To that end, we seek an inequality which is satisfied by the error. We have the ordinary differential equation $$y'(t) = f(t,y(t))$$ and we have the discrete equation, in this case $$v_{j+1} = v_j + h f(t_{j+1}, v_{j+1}).$$ While $y_j = y(t_j)$ is rarely identical to $v_j$ we hit upon the idea to investigate the extent to which $y_j$ satisfies Euler's scheme. By Taylor's theorem we have $$y_j = y(t_j) = y(t_{j+1} - h) = y(t_{j+1}) - y'(t_{j+1})h + \frac{1}{2}y''(\xi_j) h^2, $$ where $\xi_j$ is between $t_j$ and $t_{j+1}$. It follows that $$ y(t_{j+1}) = y(t_j) + h f(t_{j+1}, y(t_{j+1}))h - \frac{1}{2}y''(\xi_j)h^2$$ or equivalently $$ y_{j+1} = y_j + h f(t_{j+1}, y_{j+1}) - \frac{1}{2}y''(\xi_j)h^2.$$ This is very nearly Euler's implicit method. At this point, the order of consistency can be read off. Some authors prefer to subtract $1$ from $2$, the order the term $- \frac{1}{2}y''(\xi_j)h^2$. Others prefer to work with an equivalent equation, namely $$ \frac{y_{j+1}-y_j}{h} - f(t_{j+1}, y_{j+1}) = - \frac{1}{2}y''(\xi_j)h $$ and simply read off the order of the right hand side term. In either case, the order of consistency of Euler's implicit method is $1$.
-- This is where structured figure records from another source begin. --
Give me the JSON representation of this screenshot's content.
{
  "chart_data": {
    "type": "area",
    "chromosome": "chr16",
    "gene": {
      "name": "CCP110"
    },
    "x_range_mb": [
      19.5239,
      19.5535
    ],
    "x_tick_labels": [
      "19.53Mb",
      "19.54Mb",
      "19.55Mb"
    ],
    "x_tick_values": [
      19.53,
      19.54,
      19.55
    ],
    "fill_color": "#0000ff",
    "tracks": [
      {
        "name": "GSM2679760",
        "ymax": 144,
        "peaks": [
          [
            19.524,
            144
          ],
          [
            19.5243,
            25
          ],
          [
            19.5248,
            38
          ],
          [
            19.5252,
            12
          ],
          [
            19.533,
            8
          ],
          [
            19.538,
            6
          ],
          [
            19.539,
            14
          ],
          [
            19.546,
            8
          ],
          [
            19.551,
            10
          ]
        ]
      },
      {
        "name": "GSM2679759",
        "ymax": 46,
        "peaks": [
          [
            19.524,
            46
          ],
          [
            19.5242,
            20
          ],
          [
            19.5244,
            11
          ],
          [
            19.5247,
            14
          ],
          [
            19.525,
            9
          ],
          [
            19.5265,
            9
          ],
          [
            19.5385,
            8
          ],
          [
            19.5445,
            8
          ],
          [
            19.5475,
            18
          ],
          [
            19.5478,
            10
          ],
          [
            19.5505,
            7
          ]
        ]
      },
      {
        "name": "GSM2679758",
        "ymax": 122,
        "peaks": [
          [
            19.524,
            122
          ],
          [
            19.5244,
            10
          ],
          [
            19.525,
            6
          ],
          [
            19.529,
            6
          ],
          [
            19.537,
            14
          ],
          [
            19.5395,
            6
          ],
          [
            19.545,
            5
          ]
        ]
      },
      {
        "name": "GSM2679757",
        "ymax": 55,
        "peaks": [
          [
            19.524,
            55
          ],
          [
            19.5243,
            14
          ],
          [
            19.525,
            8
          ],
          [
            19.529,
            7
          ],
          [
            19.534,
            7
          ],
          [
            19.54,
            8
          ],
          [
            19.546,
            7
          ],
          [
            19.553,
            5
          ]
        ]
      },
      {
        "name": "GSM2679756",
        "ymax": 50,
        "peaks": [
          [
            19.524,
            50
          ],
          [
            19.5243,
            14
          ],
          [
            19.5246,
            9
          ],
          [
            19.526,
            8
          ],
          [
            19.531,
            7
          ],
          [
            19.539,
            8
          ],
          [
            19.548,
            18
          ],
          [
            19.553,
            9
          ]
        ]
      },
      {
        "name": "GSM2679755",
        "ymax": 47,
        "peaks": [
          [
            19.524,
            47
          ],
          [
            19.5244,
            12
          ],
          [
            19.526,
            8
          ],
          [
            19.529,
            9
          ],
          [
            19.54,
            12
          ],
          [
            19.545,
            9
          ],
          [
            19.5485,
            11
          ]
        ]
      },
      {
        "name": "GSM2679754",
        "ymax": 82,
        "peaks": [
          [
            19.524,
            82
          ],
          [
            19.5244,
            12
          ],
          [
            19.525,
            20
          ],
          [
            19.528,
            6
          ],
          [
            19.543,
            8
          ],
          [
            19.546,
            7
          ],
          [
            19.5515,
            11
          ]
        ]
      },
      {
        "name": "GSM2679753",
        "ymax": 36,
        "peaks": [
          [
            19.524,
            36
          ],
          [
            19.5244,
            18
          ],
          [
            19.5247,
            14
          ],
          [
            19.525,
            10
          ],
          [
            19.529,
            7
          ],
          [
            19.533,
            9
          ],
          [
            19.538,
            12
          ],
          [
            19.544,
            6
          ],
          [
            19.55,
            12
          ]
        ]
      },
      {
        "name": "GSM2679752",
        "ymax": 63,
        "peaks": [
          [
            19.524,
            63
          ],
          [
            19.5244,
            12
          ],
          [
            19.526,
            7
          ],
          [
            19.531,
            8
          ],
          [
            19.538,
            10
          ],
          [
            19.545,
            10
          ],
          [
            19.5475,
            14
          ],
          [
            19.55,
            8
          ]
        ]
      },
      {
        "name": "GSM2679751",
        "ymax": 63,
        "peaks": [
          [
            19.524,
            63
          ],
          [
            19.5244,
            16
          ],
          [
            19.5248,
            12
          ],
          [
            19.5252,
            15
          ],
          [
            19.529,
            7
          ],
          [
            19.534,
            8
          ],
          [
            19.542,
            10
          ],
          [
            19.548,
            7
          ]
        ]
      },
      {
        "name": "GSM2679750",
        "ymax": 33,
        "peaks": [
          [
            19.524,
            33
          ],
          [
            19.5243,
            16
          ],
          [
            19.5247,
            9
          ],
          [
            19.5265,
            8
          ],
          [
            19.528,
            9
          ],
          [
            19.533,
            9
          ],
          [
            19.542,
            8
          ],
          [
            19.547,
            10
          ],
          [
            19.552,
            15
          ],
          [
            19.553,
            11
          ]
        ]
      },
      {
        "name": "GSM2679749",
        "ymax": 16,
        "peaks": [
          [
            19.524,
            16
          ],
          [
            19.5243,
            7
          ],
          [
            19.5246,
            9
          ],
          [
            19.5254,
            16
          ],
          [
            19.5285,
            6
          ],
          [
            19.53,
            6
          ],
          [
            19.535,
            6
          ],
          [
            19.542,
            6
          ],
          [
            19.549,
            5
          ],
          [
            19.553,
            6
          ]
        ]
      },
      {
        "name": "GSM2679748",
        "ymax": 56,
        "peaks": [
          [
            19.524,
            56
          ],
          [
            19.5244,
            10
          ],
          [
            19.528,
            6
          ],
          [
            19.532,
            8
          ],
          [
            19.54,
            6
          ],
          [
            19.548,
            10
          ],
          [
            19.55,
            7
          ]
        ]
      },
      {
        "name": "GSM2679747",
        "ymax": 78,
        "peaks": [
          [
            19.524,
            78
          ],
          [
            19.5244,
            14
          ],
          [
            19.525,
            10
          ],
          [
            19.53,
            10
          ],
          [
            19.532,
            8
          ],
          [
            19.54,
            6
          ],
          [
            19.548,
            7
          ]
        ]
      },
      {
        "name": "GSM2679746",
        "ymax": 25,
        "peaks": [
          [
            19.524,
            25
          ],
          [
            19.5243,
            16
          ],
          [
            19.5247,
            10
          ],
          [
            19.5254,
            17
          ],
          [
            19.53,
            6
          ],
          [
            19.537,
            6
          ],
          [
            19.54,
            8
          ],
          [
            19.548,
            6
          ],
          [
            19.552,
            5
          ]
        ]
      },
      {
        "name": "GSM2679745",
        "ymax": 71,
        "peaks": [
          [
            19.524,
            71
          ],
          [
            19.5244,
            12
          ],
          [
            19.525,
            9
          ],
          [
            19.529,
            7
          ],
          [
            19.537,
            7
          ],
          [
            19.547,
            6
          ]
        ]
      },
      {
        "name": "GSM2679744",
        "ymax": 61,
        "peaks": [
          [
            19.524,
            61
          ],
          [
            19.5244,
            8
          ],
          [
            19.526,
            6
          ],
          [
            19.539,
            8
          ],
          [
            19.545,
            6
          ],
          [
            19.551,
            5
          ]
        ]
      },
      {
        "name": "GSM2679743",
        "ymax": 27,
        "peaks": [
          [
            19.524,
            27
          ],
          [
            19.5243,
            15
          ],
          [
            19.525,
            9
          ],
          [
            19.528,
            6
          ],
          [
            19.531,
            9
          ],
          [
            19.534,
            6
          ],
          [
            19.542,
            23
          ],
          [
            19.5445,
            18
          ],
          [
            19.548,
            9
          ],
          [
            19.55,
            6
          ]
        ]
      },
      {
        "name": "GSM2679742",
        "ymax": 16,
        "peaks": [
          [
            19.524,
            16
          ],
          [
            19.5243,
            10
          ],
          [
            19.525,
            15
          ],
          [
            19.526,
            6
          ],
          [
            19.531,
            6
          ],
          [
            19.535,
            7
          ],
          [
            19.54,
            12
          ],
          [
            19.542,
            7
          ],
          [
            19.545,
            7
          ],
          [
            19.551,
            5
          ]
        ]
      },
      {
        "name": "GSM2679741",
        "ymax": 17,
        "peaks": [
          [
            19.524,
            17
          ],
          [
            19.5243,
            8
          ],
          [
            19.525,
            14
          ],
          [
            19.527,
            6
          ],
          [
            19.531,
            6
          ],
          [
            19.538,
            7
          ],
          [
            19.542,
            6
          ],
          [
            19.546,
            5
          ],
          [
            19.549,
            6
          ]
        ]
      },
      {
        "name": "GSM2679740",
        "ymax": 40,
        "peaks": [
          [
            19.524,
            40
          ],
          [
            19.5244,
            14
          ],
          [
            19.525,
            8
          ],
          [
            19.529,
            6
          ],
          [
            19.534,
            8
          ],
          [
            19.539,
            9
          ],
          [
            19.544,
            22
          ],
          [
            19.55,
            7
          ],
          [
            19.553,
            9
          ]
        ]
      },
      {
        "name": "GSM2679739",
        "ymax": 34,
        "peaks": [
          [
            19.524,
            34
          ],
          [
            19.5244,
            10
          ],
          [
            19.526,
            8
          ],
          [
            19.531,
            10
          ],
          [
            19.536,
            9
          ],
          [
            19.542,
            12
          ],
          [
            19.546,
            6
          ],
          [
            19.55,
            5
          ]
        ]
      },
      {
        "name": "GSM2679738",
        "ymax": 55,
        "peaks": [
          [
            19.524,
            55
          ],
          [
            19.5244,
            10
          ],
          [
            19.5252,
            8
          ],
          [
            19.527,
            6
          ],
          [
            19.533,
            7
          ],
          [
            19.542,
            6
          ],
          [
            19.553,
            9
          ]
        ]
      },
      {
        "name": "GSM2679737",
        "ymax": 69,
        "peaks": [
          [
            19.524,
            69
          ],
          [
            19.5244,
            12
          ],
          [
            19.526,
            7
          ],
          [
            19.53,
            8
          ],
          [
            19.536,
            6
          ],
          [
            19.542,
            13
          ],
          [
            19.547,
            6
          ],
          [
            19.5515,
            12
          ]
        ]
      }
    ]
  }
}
We now return to the analysis of the global error. By combining the two equations, we have \begin{align} e_{j+1} &= y_{j+1} - v_{j+1} \\ &= y_j + h f(t_{j+1}, y_{j+1}) - \frac{1}{2}y''(\xi_j)h^2 - (v_j - h f(t_{j+1}, v_{j+1})) \\ &= y_j - v_j + h (f(t_{j+1}, y_{j+1}) - f(t_{j+1}, v_{j+1})) - \frac{1}{2}y''(\xi_j)h^2\end{align} This is the point where it gets exciting. We usually have imposed a Lipschitz condition of the form $$| f(t,y_1) - f(t,y_2) | \leq L |y_1 - y_2 |$$ for all relevant $t$, $y_1$ and $y_2$. This is a very mild requirement which is instrumental in securing the existence and uniqueness of the true solution of the initial value problem under investigation. Here the same condition can be used to bound the error. We have $$|e_{j+1}| \leq (1 + Lh)|e_j| + \frac{1}{2} |y''(\xi_j)| h^2.$$ If we limit ourselves to a closed and bounded interal, say $t \in [0,T]$, then we can bound the absolute value of $y''$ by some constant $M$ and arrive at $$|e_{j+1}| \leq (1 + Lh)|e_j| + \frac{1}{2} M h^2.$$ This can be iterated to yield $$ |e_j| \leq \frac{1}{2} M \left( \frac{e^{LT}-1}{L}\right) h, \quad jh \leq T$$ It is no coincidence that the order of the global error is also $1$.